The hot spot also is feeding Mauna Loa, Kilauea’s active neighbor, as well as a new island forming off shore. Kilauea’s youngest sibling, Loihi, won’t emerge from the ocean for at least 10,000 years.
“People call this destruction, but it’s the way the Earth was developed,” said Harry Kim, a civil defense administrator grappling with the effects of today’s flow. “Mankind has simply put himself in the way.”
Such geological forces may hold clues to the nature of the volcanic dramas on the Earth’s surface. Because the ingredients of the continental and oceanic plates differ, the molten rock they produce also varies.
Scientists say the chief factor determining the force of eruptions is the content of the magma stored in volcanic chambers. The more viscous, or sticky, the magma, the more explosive the eruption.
“If the lava is fluid, gas can escape more easily, like bubbles from a soda,” said Ken Hon, staff geologist at Hawaii Volcano Observatory, which is perched on the lip of Kilauea’s summit crater. “Kilauea’s lava is fluid, like syrup. At Mt. St. Helens, the lava is stiffer, more like taffy. The gas bubbles expand but they can’t rise through it.”
Instead, he said, pressure builds until finally the magma explodes with great force into tiny bits. Such blasts are called pyroclastic, literally “broken fire.” It takes much longer for such “stratovolcanos” to build up the energy for an eruption. Mt. St. Helens usually rests for hundreds of years between blasts. Kilauea’s clock runs in tens of years.
Hawaiian lava, known as basalt, contains less silicon and aluminum and more iron, magnesium and calcium than what erupted at Mt. St. Helens. It flows more freely, both below and above ground, gradually shaping the volcano’s gentle profile.
Eruptions in Hawaii typically begin with “curtains of fire,” vertical sheets of lava that spurt along cracks in the Earth. The fountains often settle on one vent and spout like enormous hoses. In the 1950s, Kilauea was called “the drive-in volcano” because it was so obliging to people who wanted to watch its fireworks.
Although the fountains can be spectacular (one shot nearly 2,000 feet in the air), the force behind them is relatively weak. By comparison, the 1980 St. Helens eruption sent ash more than 12 miles into the atmosphere.
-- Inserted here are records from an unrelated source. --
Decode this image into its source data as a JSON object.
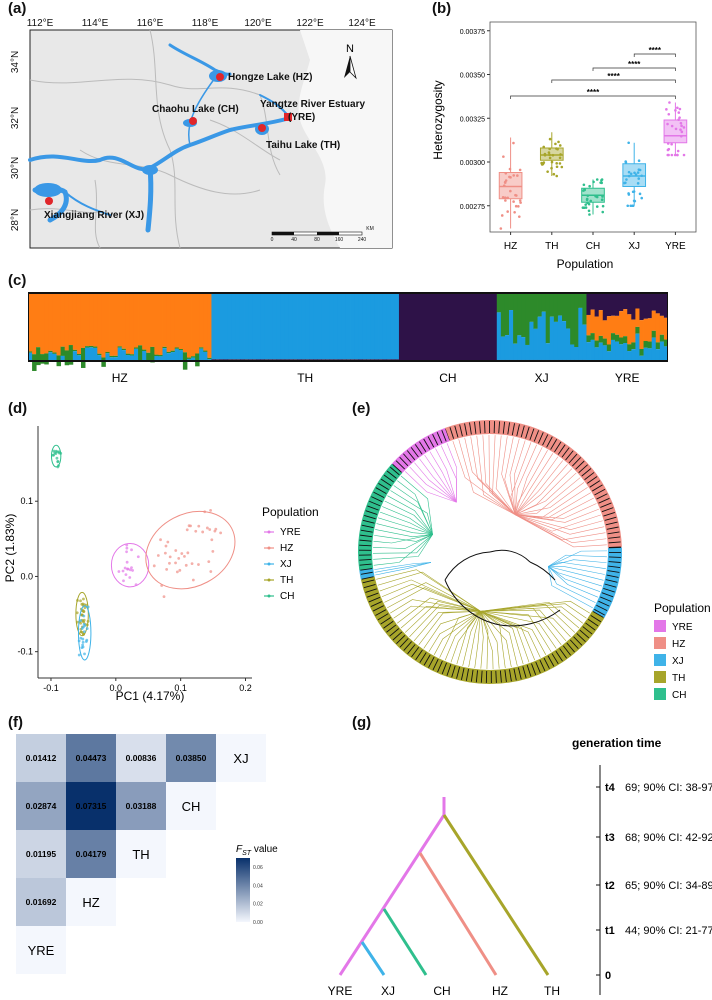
{
  "panel_labels": {
    "a": "(a)",
    "b": "(b)",
    "c": "(c)",
    "d": "(d)",
    "e": "(e)",
    "f": "(f)",
    "g": "(g)"
  },
  "colors": {
    "YRE": "#e377e8",
    "HZ": "#ef8f86",
    "XJ": "#3fb3e8",
    "TH": "#a7a52a",
    "CH": "#2fbf8d",
    "water": "#3a98e6",
    "land": "#e8e8e8",
    "orange": "#ff7d14",
    "blue": "#1b9be0",
    "green": "#2d8a2a",
    "purple": "#2e1248"
  },
  "map": {
    "lon_labels": [
      "112°E",
      "114°E",
      "116°E",
      "118°E",
      "120°E",
      "122°E",
      "124°E"
    ],
    "lat_labels": [
      "34°N",
      "32°N",
      "30°N",
      "28°N"
    ],
    "sites": [
      {
        "name": "Hongze Lake (HZ)"
      },
      {
        "name": "Chaohu Lake (CH)"
      },
      {
        "name": "Yangtze River Estuary",
        "name2": "(YRE)"
      },
      {
        "name": "Taihu Lake (TH)"
      },
      {
        "name": "Xiangjiang River (XJ)"
      }
    ],
    "north": "N",
    "scale_labels": [
      "0",
      "40",
      "80",
      "160",
      "240"
    ],
    "scale_unit": "KM"
  },
  "chart_data": [
    {
      "type": "box",
      "panel": "b",
      "title": "",
      "xlabel": "Population",
      "ylabel": "Heterozygosity",
      "categories": [
        "HZ",
        "TH",
        "CH",
        "XJ",
        "YRE"
      ],
      "yticks": [
        "0.00275",
        "0.00300",
        "0.00325",
        "0.00350",
        "0.00375"
      ],
      "ytick_values": [
        0.00275,
        0.003,
        0.00325,
        0.0035,
        0.00375
      ],
      "ylim": [
        0.0026,
        0.0038
      ],
      "boxes": [
        {
          "name": "HZ",
          "q1": 0.00279,
          "median": 0.00286,
          "q3": 0.00294,
          "whislo": 0.00262,
          "whishi": 0.00314
        },
        {
          "name": "TH",
          "q1": 0.00301,
          "median": 0.00304,
          "q3": 0.00308,
          "whislo": 0.00292,
          "whishi": 0.00317
        },
        {
          "name": "CH",
          "q1": 0.00277,
          "median": 0.00281,
          "q3": 0.00285,
          "whislo": 0.0027,
          "whishi": 0.0029
        },
        {
          "name": "XJ",
          "q1": 0.00286,
          "median": 0.00292,
          "q3": 0.00299,
          "whislo": 0.00275,
          "whishi": 0.00311
        },
        {
          "name": "YRE",
          "q1": 0.00311,
          "median": 0.00315,
          "q3": 0.00324,
          "whislo": 0.00304,
          "whishi": 0.00334
        }
      ],
      "significance": [
        {
          "pair": [
            "HZ",
            "YRE"
          ],
          "label": "****"
        },
        {
          "pair": [
            "TH",
            "YRE"
          ],
          "label": "****"
        },
        {
          "pair": [
            "CH",
            "YRE"
          ],
          "label": "****"
        },
        {
          "pair": [
            "XJ",
            "YRE"
          ],
          "label": "****"
        }
      ]
    },
    {
      "type": "bar",
      "panel": "c",
      "title": "",
      "description": "ADMIXTURE proportions per individual",
      "groups": [
        "HZ",
        "TH",
        "CH",
        "XJ",
        "YRE"
      ],
      "group_sizes": [
        45,
        46,
        24,
        22,
        20
      ],
      "components": [
        "orange",
        "blue",
        "green",
        "purple"
      ]
    },
    {
      "type": "scatter",
      "panel": "d",
      "xlabel": "PC1 (4.17%)",
      "ylabel": "PC2 (1.83%)",
      "xticks": [
        "-0.1",
        "0.0",
        "0.1",
        "0.2"
      ],
      "xtick_values": [
        -0.1,
        0.0,
        0.1,
        0.2
      ],
      "yticks": [
        "0.1",
        "0.0",
        "-0.1"
      ],
      "ytick_values": [
        0.1,
        0.0,
        -0.1
      ],
      "xlim": [
        -0.12,
        0.21
      ],
      "ylim": [
        -0.135,
        0.2
      ],
      "legend_title": "Population",
      "legend": [
        "YRE",
        "HZ",
        "XJ",
        "TH",
        "CH"
      ],
      "series": [
        {
          "name": "CH",
          "cx": -0.092,
          "cy": 0.16,
          "sx": 0.003,
          "sy": 0.006,
          "n": 15
        },
        {
          "name": "TH",
          "cx": -0.052,
          "cy": -0.05,
          "sx": 0.004,
          "sy": 0.012,
          "n": 35
        },
        {
          "name": "XJ",
          "cx": -0.048,
          "cy": -0.075,
          "sx": 0.004,
          "sy": 0.015,
          "n": 20
        },
        {
          "name": "YRE",
          "cx": 0.022,
          "cy": 0.015,
          "sx": 0.012,
          "sy": 0.012,
          "n": 18
        },
        {
          "name": "HZ",
          "cx": 0.115,
          "cy": 0.035,
          "sx": 0.03,
          "sy": 0.02,
          "n": 40
        }
      ]
    },
    {
      "type": "heatmap",
      "panel": "f",
      "row_labels": [
        "YRE",
        "HZ",
        "TH",
        "CH",
        "XJ"
      ],
      "cells": [
        {
          "row": 0,
          "col": 0,
          "value": 0.01412,
          "label": "0.01412"
        },
        {
          "row": 0,
          "col": 1,
          "value": 0.04473,
          "label": "0.04473"
        },
        {
          "row": 0,
          "col": 2,
          "value": 0.00836,
          "label": "0.00836"
        },
        {
          "row": 0,
          "col": 3,
          "value": 0.0385,
          "label": "0.03850"
        },
        {
          "row": 1,
          "col": 0,
          "value": 0.02874,
          "label": "0.02874"
        },
        {
          "row": 1,
          "col": 1,
          "value": 0.07315,
          "label": "0.07315"
        },
        {
          "row": 1,
          "col": 2,
          "value": 0.03188,
          "label": "0.03188"
        },
        {
          "row": 2,
          "col": 0,
          "value": 0.01195,
          "label": "0.01195"
        },
        {
          "row": 2,
          "col": 1,
          "value": 0.04179,
          "label": "0.04179"
        },
        {
          "row": 3,
          "col": 0,
          "value": 0.01692,
          "label": "0.01692"
        }
      ],
      "diag_labels": [
        "XJ",
        "CH",
        "TH",
        "HZ",
        "YRE"
      ],
      "colorbar_title_main": "F",
      "colorbar_title_sub": "ST",
      "colorbar_title_rest": " value",
      "colorbar_ticks": [
        "0.06",
        "0.04",
        "0.02",
        "0.00"
      ],
      "colorbar_range": [
        0.0,
        0.07
      ]
    }
  ],
  "tree_legend": {
    "title": "Population",
    "items": [
      "YRE",
      "HZ",
      "XJ",
      "TH",
      "CH"
    ]
  },
  "dendro": {
    "title": "generation time",
    "tips": [
      "YRE",
      "XJ",
      "CH",
      "HZ",
      "TH"
    ],
    "times": [
      {
        "label": "t4",
        "text": "69; 90% CI: 38-97"
      },
      {
        "label": "t3",
        "text": "68; 90% CI: 42-92"
      },
      {
        "label": "t2",
        "text": "65; 90% CI: 34-89"
      },
      {
        "label": "t1",
        "text": "44; 90% CI: 21-77"
      },
      {
        "label": "0",
        "text": ""
      }
    ]
  }
}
When the fountains in a Hawaiian eruption subside, either they die or the magma migrates down-slope to a site of less pressure, where it oozes continuously from the opening. Today’s flow is welling up out of the East Rift Zone, a weakened swath on Kilauea’s flank.
“Kilauea’s lava fountains and flows can be seen, usually in plenty of time to get out of the way,” said Steve Brantley, public information scientist for the Cascades Volcano Observatory. “With explosive volcanoes like Mt. St. Helens, the sequence of events can begin very, very quickly.”
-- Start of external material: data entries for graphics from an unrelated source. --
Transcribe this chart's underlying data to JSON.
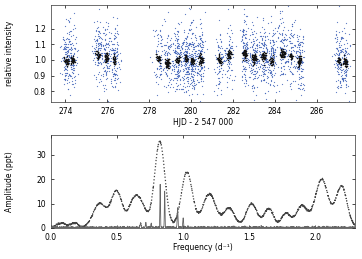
{
  "top_panel": {
    "xlabel": "HJD - 2 547 000",
    "ylabel": "relative intensity",
    "xlim": [
      273.3,
      287.8
    ],
    "ylim": [
      0.73,
      1.35
    ],
    "yticks": [
      0.8,
      0.9,
      1.0,
      1.1,
      1.2
    ],
    "xticks": [
      274,
      276,
      278,
      280,
      282,
      284,
      286
    ],
    "scatter_color_blue": "#4466bb",
    "scatter_color_black": "#111111"
  },
  "bottom_panel": {
    "xlabel": "Frequency (d⁻¹)",
    "ylabel": "Amplitude (ppt)",
    "xlim": [
      0.0,
      2.3
    ],
    "ylim": [
      0.0,
      38
    ],
    "yticks": [
      0,
      10,
      20,
      30
    ],
    "xticks": [
      0.0,
      0.5,
      1.0,
      1.5,
      2.0
    ],
    "dotted_color": "#444444",
    "solid_color": "#666666"
  },
  "background_color": "#ffffff",
  "panel_bg": "#ffffff"
}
Although there were warning signs, including a bulge on the face of the mountain, no one anticipated the speed or force of the 1980 St. Helens blast. The eruption, according to Cascades Volcano Observatory scientists, was preceded by a landslide that dug a gash in the face of the volcano, allowing the highly pressurized magma to burst through, like a pressure cooker whose lid was knocked off too soon.
“You’d never have that circumstance in Hawaii if you had a landslide that exposed part of the plumbing system,” said Tom Wright, scientist in charge of the Hawaii Volcano Observatory. “You’d get some release, but it wouldn’t be anywhere near the force of St. Helens.”
Explosive eruptions, however, are not impossible even at Hawaii’s seemingly gentle volcanoes. Occasionally, as magma drains out of a vent, ground water interacts with the hot rock and flashes into steam, causing explosions.
In 1790, such an eruption blanketed Kilauea’s summit with as much as 30 feet of pyroclastic debris. About 80 Hawaiian warriors trekking across the volcano’s flank suffocated in the hot gas. Their footsteps, still discernible in the ash deposits, serve as a warning that, even in easygoing Hawaii, no volcano is entirely predictable.